Макс заметил, что кусты
–Дорогая, как же, скучал! Без тебя, право, очень скучно! И, позволь, если б я позвонил – твой троглодит просто съел бы тебя вместо ужина. Не хочешь ли позавтракать, кстати?
Сашенька чахло посмотрела на меню – тело ее алкало иной пищи. И заговорила страстно:
–Если бы ты любил меня, ты бы не дал этому деспоту так издеваться надо мной!
–Позволь, – уточнил Волошин, отхлебывая кофе, – Здесь я бессилен: он твой муж.
Сашенькины плечики снова вздрогнули от готовых прорваться рыданий.
–Да, но если б ты хотя бы умел стрелять…
Макс замер, осмысливая сказанное, а когда до него «дошло» – откинулся на спинку стула и от души расхохотался.
–Дорогая, я не карающий серафим, а узы брака священны.
–Скажи это кому-нибудь другому, – обиделась Сашенька.
Макс подал знак проходящему мимо официанту:
–Принесите даме чаю и десерт, лучшее.
–Сию минуту-с!
–Итак, моя дорогая, зачем ты меня позвала? – хоть он и поглаживал ее ручку, Сашенька снова обиделась, вспыхнула – все, что Макс говорил сейчас, было невпопад.
–Ирония не уместна, Макс. Хочу тебя предупредить, – холодно начала Орлова, – Мой муж… он…
Она не успела договорить, потому что поэт, исключительно забавы ради, повинуясь шаловливому сытому настроению, потянулся через стол облобызать ее золотистую кожицу, открывающуюся между бортиком перчатки и рукавом платья.
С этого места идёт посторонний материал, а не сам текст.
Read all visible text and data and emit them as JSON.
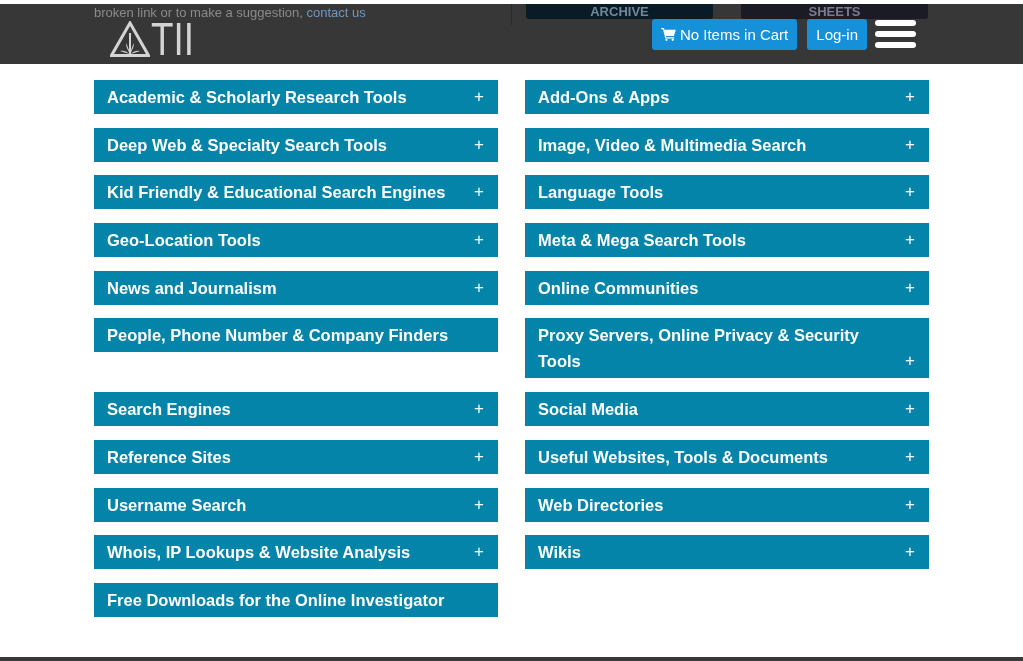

В этот самый момент «клетчатый» одним рывком преодолел расстояние от кадок до их столика и дал Волошину хлесткую пощечину.
Макс вскипел. Вскочил. Схватил стакан с водой у проходящего мимо официанта. И выплеснул нахалу в лицо.
Сашенька обмерла, заметалась…
Публика перестала работать ртами и вилками – зал затих, только механическое пианино в сотый раз наяривало что-то бравурное.
Господин утер рукой лицо, с ненавистью глядя на Макса, затем суетливо стал вытаскивать что-то из кармана.
–Ах! Боже мой! Дорогой, не надо, не надо! – запричитала Сашенька одними губами, а изгиб ее тела принял весьма характерную позу – такую позу обычно принимает героиня кинокартины перед тем, как разъяренный муж пальнет в нее и любовника.
Наконец, господин вынул скомканное письмо и с пафосом швырнул его на стол.
–Милостивый государь! Прошу-с ознакомиться. И не крутить более с чужими женами – можете обжечься!
–Так вот оно что!
Волошин едва удержался, чтоб не расхохотаться. Но, соблюдая закон жанра, резко схватил письмо, тряхнул его, разворачивая, и прочел. Это был малосодержательный, но многословный и весьма бездарный перечень упреков и нотаций, оканчивающийся фразой: «с огнем шутить опасно, так-то-с!».